Jet skis and paddle boards
“It’s great that people get out and have fun, but it is important to be aware of what’s going on around you. For example, on the other side of Folkestone, towards Hythe, we’re in daily contact with the UK Defence Training Estate. There are firing ranges in Hythe and Lydd, and if jet skis venture too close to the shore then the training must cease.
“We have open days and attend events such as the Trawler Race so that we can talk to people about what we do, and how they use the sea. Visitors to the station are very welcome, but make an appointment first so we know you’re coming! We’re also actively recruiting volunteers to help our service cover a longer period of time. Currently we can observe between 9am and 6pm but it would be great to be able to monitor later into the evenings, particularly in the summer season.”
princess anne visits
“We were expecting the Princess Royal to visit in 2020 but we went into Lockdown so all that had to be put on hold. So on 18th July 2023 we welcomed her to our station and showed her the training that goes on here. We have a fully equipped training room built into the hill where we can train our volunteers to use the radios, and monitoring equipment. We have a galley and the Bridge but we couldn’t introduce all our volunteers to the Princess here as there’s not enough space. Folkestone Yacht and Motorboat Club are good friends of ours so we moved down there to finish the visit. There HRH unveiled a plaque to commemorate the work we do here. Conveniently, the Club is celebrating its 50th Anniversary, so a royal visit is a great way for them to mark that occassion.”
“All of our volunteers are trained to act in emergencies and co-ordinate with search and rescue services. A lot of our work is routine; we log each vessel as it passes us so that if it were to come into trouble later, you can see its path.
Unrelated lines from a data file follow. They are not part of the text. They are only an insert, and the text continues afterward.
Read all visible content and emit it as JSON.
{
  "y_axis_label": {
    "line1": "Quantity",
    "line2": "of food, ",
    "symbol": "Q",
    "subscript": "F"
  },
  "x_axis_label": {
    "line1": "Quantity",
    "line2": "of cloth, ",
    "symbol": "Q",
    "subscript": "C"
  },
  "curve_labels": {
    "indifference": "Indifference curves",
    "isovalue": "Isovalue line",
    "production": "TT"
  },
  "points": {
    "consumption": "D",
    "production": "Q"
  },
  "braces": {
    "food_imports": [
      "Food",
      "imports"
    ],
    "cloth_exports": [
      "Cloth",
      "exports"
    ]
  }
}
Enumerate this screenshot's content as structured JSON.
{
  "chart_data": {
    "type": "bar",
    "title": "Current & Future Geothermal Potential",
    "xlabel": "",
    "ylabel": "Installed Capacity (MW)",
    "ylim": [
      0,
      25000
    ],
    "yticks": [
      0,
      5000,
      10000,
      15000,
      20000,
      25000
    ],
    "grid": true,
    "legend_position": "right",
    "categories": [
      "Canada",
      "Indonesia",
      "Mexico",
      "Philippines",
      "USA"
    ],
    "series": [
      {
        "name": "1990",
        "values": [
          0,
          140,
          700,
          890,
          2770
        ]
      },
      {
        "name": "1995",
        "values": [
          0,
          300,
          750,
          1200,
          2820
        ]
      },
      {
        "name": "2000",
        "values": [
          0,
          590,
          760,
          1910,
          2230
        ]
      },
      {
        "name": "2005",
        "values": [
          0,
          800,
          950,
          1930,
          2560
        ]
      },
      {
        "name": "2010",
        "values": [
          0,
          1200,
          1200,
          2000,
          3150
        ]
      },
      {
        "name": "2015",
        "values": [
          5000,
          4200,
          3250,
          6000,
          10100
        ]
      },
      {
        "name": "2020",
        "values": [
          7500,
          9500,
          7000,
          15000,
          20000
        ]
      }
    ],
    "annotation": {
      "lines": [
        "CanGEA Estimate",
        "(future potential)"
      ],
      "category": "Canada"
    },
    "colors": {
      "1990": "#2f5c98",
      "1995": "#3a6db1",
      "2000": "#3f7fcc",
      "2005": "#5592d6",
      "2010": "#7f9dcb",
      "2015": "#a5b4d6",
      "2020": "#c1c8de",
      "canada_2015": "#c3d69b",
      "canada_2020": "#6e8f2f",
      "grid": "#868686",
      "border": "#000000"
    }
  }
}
We have our own dedicated VHF Channel – 65 – where anyone with a VHF radio can contact us using the proper call signs. There are other channels that we listen in to so that we are aware of what’s going on.
“This is a job that continues for 364 days of the year, and it’s a valuable role we play in monitoring this part of the coastline. In 2011 we received The Queen’s Award for Voluntary Service. This is the highest award given to local volunteer groups and recognises the outstanding work our volunteers do for the community here in Folkestone. We’re always looking for new volunteers so please do come and find us if you are interested in joining.”